We performed a fully factorial greenhouse experiment in which we manipulated native species diversity and seedling emergence time in experimental plant communities. The experimental treatments were native species richness (one, two, or three native species) and seedling emergence time (buffelgrass first, native plants first, and same emergence time). The native species used were Digitaria californica, Bothriochloa barbinodis, and Festuca microstachys. Plants were grown in climate controlled a greenhouse in Tucson, AZ from September to December in 2022.

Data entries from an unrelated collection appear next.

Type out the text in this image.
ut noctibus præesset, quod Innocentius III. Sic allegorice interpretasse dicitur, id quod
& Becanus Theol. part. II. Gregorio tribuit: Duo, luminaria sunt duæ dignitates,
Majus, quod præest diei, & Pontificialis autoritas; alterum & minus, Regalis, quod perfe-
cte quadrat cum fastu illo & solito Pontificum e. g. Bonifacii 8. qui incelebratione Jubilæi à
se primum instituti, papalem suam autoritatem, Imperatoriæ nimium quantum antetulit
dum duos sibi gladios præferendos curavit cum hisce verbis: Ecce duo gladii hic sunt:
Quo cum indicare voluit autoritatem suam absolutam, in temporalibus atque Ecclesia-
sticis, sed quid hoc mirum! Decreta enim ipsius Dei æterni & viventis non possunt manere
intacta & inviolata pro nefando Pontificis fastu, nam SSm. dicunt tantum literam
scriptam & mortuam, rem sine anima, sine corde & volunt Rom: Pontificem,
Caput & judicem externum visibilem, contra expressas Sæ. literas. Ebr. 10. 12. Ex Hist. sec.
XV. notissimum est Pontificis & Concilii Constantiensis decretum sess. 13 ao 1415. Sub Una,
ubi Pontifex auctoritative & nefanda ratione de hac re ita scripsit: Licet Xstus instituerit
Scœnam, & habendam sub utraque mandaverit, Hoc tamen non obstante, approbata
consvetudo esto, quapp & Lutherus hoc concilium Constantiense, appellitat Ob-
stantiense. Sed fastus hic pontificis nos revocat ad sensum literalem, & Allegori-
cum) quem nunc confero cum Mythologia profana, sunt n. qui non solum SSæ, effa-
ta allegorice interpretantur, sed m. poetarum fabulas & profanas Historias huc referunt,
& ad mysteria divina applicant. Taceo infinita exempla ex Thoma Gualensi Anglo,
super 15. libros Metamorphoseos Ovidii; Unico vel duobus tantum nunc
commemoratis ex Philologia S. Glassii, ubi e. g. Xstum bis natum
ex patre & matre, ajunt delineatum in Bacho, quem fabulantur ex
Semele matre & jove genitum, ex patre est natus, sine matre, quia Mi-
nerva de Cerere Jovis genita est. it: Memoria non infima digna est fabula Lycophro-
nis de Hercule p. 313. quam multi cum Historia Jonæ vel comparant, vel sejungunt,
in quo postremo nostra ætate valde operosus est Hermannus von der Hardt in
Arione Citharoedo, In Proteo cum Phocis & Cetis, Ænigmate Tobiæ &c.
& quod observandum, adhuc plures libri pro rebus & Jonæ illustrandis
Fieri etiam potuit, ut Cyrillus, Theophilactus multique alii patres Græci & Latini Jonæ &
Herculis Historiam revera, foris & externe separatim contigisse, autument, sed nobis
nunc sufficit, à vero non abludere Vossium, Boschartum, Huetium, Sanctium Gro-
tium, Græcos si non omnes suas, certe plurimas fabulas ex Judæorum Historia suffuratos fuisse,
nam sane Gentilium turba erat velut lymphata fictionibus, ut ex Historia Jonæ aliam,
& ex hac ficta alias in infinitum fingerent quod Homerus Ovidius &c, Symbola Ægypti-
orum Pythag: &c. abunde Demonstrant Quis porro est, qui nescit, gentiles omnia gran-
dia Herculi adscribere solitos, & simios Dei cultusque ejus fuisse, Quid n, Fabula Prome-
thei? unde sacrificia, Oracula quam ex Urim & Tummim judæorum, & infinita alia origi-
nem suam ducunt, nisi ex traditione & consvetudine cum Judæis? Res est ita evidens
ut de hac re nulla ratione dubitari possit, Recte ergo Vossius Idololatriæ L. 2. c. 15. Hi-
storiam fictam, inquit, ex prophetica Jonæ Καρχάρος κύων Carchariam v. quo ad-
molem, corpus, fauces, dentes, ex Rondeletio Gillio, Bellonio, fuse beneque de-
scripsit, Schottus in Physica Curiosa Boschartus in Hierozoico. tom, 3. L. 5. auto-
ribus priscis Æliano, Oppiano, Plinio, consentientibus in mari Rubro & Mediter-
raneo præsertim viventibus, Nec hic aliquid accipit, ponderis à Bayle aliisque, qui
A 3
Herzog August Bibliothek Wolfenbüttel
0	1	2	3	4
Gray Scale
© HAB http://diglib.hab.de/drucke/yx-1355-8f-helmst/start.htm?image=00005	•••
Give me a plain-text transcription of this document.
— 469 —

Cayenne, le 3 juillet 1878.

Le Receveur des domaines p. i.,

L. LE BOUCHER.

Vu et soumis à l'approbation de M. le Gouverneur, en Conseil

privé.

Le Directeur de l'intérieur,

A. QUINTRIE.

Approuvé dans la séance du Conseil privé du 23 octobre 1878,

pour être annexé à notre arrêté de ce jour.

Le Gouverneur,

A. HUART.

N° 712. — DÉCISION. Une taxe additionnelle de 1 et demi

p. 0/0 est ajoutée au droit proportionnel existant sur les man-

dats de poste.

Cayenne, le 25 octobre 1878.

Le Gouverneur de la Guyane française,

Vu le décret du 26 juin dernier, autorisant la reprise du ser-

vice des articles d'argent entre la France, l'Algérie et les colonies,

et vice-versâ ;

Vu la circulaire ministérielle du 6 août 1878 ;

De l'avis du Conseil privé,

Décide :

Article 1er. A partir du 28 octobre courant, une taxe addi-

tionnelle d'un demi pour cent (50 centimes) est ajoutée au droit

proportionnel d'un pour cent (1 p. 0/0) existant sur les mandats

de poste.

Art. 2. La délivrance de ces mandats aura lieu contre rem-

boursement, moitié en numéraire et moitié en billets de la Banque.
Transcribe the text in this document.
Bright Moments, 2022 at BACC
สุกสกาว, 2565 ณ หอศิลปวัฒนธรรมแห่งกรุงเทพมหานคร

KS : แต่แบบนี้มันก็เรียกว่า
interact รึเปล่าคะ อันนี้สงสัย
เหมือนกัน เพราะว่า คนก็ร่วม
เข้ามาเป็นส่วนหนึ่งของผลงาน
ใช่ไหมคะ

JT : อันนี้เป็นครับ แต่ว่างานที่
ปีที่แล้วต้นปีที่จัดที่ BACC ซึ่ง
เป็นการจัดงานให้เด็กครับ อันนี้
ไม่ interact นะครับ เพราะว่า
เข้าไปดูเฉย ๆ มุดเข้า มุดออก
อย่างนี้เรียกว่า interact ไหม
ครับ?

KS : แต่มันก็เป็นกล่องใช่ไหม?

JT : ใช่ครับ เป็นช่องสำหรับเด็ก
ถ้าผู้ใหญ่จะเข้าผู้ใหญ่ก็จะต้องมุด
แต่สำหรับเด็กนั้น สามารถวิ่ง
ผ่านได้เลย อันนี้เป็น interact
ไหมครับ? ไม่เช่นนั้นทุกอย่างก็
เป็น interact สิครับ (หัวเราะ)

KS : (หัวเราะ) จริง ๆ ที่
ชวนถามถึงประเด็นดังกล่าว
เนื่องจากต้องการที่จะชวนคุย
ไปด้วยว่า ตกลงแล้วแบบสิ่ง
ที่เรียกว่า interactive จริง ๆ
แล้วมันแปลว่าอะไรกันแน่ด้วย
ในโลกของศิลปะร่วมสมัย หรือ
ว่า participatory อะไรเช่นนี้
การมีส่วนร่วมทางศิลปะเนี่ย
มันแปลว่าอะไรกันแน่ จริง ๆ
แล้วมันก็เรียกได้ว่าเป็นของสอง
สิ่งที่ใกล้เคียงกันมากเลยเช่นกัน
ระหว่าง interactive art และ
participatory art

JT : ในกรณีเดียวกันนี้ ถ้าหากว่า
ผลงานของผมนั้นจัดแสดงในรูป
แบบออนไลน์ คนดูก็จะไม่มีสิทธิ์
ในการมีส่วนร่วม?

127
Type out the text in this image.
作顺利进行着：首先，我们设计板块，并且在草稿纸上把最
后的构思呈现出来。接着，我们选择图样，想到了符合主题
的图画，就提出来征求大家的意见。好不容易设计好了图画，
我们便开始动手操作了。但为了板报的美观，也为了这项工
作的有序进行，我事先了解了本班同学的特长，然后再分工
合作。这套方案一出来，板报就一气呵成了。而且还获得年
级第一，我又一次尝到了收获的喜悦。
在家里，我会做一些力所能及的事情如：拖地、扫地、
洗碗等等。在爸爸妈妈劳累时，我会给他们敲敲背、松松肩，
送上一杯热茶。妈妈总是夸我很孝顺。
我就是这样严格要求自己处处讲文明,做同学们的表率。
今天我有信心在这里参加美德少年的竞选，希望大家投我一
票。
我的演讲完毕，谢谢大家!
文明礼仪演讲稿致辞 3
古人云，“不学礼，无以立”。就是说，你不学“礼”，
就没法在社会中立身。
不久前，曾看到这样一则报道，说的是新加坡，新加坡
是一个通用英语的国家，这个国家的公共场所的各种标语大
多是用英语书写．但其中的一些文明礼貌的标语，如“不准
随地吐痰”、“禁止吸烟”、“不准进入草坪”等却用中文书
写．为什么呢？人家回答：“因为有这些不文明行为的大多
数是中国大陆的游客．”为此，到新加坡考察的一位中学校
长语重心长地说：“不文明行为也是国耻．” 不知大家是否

Preliminary analyses indicate that priority effects had a greater influence on buffelgrass and native plant performance than native community diversity. In treatments where buffelgrass emerged first buffelgrass plants had high biomass regardless of native species diversity. In treatments where native plants emerged first, native plants had higher biomass than in treatments where buffelgrass emerged first or where native plants and buffelgrass had the same emergence time. This suggests that priority effects may have a greater influence on plant performance than community diversity alone. Furthermore, in order to successfully reduce reinvasion by buffelgrass and enhance native plant performance practitioners should try to reduce germination and emergence time of native plants via seed enhancement technologies such as priming seeds prior to seeding for restoration.